Last night, I watched on cable TV the 2010 award-winning French film “Of Gods and Men,” which is based on real events involving a small community of Trappist monks in Algeria in 1995. It is a period of civil war with Islamic extremists trying to impose their will on the local population. The monks must decide if they are going to stay among the villagers who accept them and who depend on them for some things like medical aid. I won’t spoil the ending, but can say that this is a film that makes you examine your soul about core beliefs and courage.
Here’s a piece of dialogue from the film that I found online. It occurs as a voice-over during a crucial turning point in the story. I admire the dignity and humane quality of the monk characters, but I’m probably not evolved enough as a person to follow the path they chose. Christian is the leader of the Trappist community.

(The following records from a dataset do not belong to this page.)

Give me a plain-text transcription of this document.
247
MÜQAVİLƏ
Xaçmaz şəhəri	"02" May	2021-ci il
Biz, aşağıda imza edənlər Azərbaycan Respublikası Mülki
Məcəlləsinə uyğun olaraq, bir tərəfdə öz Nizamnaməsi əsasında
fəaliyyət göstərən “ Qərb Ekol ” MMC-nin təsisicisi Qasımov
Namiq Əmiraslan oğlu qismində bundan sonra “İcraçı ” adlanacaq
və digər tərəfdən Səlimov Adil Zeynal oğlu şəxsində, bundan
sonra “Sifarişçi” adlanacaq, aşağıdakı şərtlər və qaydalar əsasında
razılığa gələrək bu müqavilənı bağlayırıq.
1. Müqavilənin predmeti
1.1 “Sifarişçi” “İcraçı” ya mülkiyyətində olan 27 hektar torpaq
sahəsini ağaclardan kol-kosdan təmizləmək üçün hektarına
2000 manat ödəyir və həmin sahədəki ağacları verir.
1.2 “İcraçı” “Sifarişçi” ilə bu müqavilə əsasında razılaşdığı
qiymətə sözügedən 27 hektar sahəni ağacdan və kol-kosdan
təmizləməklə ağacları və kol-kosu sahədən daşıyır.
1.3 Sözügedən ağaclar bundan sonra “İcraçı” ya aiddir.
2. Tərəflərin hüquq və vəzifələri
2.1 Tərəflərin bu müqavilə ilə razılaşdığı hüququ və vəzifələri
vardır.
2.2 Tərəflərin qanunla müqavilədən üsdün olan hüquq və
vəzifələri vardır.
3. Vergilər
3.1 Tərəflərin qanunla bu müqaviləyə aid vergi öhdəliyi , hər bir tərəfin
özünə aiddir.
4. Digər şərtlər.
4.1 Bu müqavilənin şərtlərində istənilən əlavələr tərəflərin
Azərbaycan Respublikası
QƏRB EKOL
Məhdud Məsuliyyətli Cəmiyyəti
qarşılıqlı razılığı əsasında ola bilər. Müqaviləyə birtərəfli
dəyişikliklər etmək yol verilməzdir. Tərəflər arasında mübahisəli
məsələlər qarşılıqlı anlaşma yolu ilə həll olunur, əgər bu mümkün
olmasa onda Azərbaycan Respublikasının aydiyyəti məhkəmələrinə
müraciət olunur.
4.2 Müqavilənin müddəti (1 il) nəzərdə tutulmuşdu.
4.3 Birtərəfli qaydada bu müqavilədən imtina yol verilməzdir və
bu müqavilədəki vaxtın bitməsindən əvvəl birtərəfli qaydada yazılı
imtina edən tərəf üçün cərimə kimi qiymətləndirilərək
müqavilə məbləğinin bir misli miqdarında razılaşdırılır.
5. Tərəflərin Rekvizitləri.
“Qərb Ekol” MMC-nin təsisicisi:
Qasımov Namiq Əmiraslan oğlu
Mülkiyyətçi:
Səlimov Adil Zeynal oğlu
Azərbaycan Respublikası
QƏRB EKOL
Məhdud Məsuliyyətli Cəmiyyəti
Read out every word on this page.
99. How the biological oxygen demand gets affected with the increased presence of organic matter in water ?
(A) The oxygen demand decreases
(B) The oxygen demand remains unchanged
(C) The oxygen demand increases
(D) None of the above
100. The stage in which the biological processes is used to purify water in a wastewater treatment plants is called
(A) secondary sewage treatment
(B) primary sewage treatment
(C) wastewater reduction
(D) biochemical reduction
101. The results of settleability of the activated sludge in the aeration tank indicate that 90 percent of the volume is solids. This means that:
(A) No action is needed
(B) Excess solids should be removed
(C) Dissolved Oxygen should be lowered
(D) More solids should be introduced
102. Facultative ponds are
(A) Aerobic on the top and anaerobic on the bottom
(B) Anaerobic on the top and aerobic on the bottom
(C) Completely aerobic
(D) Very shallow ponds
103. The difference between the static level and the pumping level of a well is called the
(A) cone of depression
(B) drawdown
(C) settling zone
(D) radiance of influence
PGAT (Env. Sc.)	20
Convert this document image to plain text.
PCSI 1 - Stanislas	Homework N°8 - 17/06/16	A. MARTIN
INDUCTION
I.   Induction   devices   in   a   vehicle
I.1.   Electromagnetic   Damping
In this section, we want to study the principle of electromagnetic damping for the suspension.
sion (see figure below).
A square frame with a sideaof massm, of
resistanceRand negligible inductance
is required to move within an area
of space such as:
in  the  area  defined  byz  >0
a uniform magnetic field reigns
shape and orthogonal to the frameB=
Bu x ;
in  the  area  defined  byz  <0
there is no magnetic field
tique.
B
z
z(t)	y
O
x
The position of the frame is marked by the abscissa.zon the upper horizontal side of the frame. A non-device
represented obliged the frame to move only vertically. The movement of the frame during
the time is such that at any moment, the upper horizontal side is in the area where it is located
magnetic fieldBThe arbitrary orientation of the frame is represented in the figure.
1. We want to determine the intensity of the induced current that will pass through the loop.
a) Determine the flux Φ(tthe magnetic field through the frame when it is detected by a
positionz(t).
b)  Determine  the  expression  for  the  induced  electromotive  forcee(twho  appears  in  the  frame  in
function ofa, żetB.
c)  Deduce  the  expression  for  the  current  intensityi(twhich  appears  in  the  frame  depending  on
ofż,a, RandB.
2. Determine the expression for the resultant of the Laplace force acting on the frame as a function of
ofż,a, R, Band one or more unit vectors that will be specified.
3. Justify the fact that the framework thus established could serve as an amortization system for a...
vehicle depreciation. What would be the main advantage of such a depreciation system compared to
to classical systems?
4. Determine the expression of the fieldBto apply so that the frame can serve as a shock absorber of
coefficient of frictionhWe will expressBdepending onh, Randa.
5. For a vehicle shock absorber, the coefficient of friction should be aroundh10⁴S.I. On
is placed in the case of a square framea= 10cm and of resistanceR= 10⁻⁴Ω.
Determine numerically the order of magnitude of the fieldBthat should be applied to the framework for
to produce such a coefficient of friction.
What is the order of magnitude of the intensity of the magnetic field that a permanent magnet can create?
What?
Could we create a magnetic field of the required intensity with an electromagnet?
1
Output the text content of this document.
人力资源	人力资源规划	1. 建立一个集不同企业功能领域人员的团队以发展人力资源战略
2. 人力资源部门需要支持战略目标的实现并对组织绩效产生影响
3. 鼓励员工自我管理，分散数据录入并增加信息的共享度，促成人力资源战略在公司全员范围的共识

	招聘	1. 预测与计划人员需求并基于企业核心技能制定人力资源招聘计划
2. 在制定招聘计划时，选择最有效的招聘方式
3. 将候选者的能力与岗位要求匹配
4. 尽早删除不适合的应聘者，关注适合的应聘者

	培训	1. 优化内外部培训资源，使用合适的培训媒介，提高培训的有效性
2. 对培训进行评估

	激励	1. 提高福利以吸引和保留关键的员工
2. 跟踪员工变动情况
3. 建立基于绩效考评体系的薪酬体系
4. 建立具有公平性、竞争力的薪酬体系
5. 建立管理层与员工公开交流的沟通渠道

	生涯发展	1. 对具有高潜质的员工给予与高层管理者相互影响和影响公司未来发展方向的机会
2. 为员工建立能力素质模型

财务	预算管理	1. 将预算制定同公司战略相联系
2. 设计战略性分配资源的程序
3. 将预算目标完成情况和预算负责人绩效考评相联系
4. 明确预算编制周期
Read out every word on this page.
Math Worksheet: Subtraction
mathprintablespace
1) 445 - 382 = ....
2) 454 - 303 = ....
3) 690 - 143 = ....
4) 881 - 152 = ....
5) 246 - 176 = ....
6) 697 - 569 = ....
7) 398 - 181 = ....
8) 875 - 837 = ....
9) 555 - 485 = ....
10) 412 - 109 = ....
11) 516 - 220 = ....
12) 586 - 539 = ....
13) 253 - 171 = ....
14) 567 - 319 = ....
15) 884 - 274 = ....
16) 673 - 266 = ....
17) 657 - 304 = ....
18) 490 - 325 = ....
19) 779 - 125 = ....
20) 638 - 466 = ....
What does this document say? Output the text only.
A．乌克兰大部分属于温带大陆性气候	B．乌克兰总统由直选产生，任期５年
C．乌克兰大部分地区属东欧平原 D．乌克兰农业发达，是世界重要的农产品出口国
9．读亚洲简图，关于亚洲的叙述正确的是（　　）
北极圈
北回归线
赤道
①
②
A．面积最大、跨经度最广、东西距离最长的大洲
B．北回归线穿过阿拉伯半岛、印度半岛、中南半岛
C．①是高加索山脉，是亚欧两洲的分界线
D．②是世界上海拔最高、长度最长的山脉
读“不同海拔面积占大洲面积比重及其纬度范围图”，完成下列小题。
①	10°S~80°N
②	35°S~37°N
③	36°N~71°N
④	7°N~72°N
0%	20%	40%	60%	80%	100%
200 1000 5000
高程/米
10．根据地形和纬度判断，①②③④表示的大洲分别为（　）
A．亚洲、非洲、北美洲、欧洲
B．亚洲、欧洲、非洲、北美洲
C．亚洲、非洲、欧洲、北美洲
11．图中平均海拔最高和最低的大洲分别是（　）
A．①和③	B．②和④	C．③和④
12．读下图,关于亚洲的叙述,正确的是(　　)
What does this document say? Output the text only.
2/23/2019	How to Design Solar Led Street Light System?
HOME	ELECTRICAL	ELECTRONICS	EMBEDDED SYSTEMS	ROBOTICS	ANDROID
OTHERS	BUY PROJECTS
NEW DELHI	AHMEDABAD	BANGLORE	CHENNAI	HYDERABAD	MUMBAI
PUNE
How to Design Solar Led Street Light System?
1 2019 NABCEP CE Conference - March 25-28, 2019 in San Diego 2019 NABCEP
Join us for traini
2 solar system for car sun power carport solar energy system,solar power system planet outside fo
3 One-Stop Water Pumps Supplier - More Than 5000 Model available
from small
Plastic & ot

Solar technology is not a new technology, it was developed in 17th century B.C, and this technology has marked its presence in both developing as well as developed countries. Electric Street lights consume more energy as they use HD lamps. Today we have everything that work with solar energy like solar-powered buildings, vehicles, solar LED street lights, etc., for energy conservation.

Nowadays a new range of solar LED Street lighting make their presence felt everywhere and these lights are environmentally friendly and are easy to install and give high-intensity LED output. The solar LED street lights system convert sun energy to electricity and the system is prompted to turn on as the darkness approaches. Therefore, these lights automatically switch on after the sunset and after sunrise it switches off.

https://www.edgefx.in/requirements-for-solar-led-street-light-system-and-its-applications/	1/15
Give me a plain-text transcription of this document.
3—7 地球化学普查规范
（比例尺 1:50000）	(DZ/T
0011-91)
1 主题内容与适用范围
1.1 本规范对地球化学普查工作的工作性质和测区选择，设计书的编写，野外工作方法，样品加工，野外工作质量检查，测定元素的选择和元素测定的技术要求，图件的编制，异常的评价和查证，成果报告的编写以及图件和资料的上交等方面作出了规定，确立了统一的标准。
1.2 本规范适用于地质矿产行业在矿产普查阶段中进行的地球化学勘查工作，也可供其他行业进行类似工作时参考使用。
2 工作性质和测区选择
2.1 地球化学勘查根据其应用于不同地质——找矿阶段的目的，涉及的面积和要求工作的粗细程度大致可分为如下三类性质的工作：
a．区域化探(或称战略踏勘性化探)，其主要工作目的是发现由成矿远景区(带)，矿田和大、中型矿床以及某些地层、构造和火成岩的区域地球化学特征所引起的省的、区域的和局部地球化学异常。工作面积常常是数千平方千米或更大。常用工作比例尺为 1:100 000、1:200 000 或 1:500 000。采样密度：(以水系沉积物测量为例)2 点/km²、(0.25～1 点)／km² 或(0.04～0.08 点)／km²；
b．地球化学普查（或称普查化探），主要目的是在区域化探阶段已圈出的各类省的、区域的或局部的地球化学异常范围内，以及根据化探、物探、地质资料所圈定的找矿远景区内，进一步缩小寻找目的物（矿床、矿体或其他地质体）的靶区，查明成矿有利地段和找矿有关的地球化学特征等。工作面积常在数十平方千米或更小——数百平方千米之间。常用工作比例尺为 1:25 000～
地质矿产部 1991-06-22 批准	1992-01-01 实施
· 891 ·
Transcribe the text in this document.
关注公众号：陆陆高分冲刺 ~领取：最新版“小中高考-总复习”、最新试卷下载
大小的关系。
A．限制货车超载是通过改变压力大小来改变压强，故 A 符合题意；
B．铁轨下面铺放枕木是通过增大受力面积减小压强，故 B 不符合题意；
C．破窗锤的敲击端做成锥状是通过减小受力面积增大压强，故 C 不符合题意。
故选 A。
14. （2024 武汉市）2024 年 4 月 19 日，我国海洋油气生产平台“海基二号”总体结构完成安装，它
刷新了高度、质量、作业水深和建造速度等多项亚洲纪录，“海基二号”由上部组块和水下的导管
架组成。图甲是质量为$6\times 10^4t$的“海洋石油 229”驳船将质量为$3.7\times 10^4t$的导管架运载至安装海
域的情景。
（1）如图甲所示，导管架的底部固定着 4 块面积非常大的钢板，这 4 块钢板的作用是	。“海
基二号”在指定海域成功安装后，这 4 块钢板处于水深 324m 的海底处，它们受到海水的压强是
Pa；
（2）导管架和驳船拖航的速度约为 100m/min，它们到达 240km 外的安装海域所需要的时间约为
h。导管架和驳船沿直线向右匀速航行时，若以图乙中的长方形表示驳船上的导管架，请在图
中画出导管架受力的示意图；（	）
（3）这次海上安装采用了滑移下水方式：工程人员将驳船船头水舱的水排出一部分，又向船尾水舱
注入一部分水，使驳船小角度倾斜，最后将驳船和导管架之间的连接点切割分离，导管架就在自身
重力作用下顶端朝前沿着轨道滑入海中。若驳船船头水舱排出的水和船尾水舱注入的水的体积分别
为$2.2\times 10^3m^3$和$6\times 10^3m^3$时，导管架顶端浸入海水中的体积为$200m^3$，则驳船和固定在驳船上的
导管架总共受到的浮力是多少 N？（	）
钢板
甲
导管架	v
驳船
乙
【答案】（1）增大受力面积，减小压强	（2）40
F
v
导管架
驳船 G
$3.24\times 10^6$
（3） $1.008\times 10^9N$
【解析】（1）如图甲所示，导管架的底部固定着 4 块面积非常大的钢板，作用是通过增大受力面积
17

Christian: [Voice-over] Should it ever befall me, and it could happen today, to be a victim of the terrorism swallowing up all foreigners here, I would like my community, my church, my family, to remember that my life was given to God and to his country. That the Unique Master of all life was no stranger to this brutal departure. And that my death is the same as so many other violent ones, consigned to the apathy of oblivion. I’ve lived enough to know, I am complicit in the evil that, alas, prevails over the world and the evil that will smite me blindly. I could never desire such a death. I could never feel gladdened that these people I love be accused randomly of my murder. I know the contempt felt for the people here, indiscriminately. And I know how Islam is distorted by a certain Islamism. This country, and Islam, for me are something different. They’re a body and a soul. My death, of course, will quickly vindicate those who call me naïve or idealistic, but they must know that I will be freed of a burning curiosity and, God willing, will immerse my gaze in the Father’s and contemplate with him his children of Islam as he sees them. This thank you which encompasses my entire life includes you, of course, friends of yesterday and today, and you too, friend of last minute, who knew not what you were doing. Yes, to you as well I address this thank you and this farewell which you envisaged. May we meet again, happy thieves in Paradise, if it pleases God the Father of us both. Amen. Insha’Allah.